Donna Caruso came to Fort Qu’Appelle from New Jersey in 1974 on March 24th. She recalls it was 45 below zero, and the snow had piled up over her head. She was in front of the post office in Fort Qu’Appelle and took a moment to look right and then left. She could see the whole expanse of the town right there in her sight lines. In that moment, for the first time, she had the certain feeling that she was home.
Donna built her career on her passion for musicals, comedy and the stage. She produced radio plays, short stories, film and TV series. She started by singing and playing her Boomba as an after dinner entertainment while writing and touring children’s shows through the school systems. At the same time, she won a scholarship to a Saskatchewan Summer School of the Arts. This is where she pursued her talents in a short story writing class. CBC went on to publish many of her stories, followed by her radio plays. Donna did not forget about her passion for the stage as she performed in one-woman shows in Saskatoon and Regina Fringe Festivals. Her next endeavor was embarking on the creation of her first film, Chasing the Cure.
Donna became interested in Fort San because of a conversation with Dr. Robert Ferguson. He had grown up there as the son of Dr. George Ferguson, the first doctor who ran the Sanatorium in 1917, when tuberculosis was rampant after World War I. He encouraged Donna to read the Valley Echo in the Fort Qu’Appelle library, where an entire copy was kept for reference. Because it was for reference, it was not to be removed, and which meant for Donna many trips to the library to complete the series. Luckily, she was so interested.

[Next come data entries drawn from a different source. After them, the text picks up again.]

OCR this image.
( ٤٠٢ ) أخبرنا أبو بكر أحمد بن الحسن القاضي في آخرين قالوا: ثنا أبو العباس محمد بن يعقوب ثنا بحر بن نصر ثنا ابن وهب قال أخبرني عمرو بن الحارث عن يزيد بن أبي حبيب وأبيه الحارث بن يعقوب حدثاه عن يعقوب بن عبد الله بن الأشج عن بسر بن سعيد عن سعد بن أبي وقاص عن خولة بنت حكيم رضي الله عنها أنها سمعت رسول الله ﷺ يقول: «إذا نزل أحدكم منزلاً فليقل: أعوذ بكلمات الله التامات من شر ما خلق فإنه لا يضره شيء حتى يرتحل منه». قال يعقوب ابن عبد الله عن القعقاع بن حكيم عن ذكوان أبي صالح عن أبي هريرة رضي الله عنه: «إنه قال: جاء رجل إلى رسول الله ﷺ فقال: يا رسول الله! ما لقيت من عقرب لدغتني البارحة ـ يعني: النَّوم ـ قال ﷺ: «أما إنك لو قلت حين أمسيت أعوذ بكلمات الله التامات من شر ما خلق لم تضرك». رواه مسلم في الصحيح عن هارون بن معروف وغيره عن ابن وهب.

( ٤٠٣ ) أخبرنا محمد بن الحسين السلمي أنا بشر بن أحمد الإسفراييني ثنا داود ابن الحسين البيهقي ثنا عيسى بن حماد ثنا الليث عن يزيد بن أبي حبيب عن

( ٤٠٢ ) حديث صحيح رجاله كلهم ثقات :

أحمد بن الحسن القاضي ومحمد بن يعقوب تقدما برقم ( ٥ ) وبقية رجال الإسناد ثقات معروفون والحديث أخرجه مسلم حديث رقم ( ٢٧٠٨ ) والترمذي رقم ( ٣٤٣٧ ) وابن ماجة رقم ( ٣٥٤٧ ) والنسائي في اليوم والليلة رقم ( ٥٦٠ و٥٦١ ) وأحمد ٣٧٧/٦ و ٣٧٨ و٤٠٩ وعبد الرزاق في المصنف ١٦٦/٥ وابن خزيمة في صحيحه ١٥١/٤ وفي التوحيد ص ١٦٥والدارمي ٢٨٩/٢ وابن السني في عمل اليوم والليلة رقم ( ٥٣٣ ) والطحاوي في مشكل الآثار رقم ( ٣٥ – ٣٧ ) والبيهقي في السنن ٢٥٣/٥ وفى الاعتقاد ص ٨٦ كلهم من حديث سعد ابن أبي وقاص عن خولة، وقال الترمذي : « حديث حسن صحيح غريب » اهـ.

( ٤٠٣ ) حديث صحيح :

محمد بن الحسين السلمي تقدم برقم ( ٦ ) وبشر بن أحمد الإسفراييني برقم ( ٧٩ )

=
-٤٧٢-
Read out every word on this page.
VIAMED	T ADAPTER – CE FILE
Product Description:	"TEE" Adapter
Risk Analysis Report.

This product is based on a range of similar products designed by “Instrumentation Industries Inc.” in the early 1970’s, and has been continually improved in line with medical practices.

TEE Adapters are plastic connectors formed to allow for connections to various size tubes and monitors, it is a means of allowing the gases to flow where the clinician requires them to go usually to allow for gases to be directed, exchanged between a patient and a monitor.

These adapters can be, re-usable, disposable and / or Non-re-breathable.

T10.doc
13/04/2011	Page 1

The entirety of the Valley Echo was there from 1917 monthly to about 1972, and so the history of tuberculosis was there for Donna to access in her local library.
The history of tuberculosis was fascinating to her. Because of Donna’s interest, she was able to convince CBC into doing a radio play, which she ended up writing the radio play about Fort San. About two years later, there came the film, Chasing the Cure. She had never produced a film before, and could not find the right person to take it on. Donna had produced, directed, and written many stage pieces, but not a film. In was her film debut that led to her career in producing and other films that followed included Rapture of The Deep, the life of Anne Szumigalski, and Doll Hospital, which was nominated at the Toronto International Film Festival. Her career in TV continued with Life without Borders, TV series that ran six years on SCN TV.
For Chasing the Cure, Donna felt the story had to be told the way that Dr. Robert Ferguson and the patients, nurses and employees who knew the community of Fort San, wanted. She owed it to them to recall their stories correctly.
Chasing the Cure was such a wonderful experience for Donna; it brought her closer to the people at the Fort San and her film will serve to remind future generations to come of the hospital that fostered a community for those involved in the fight against TB.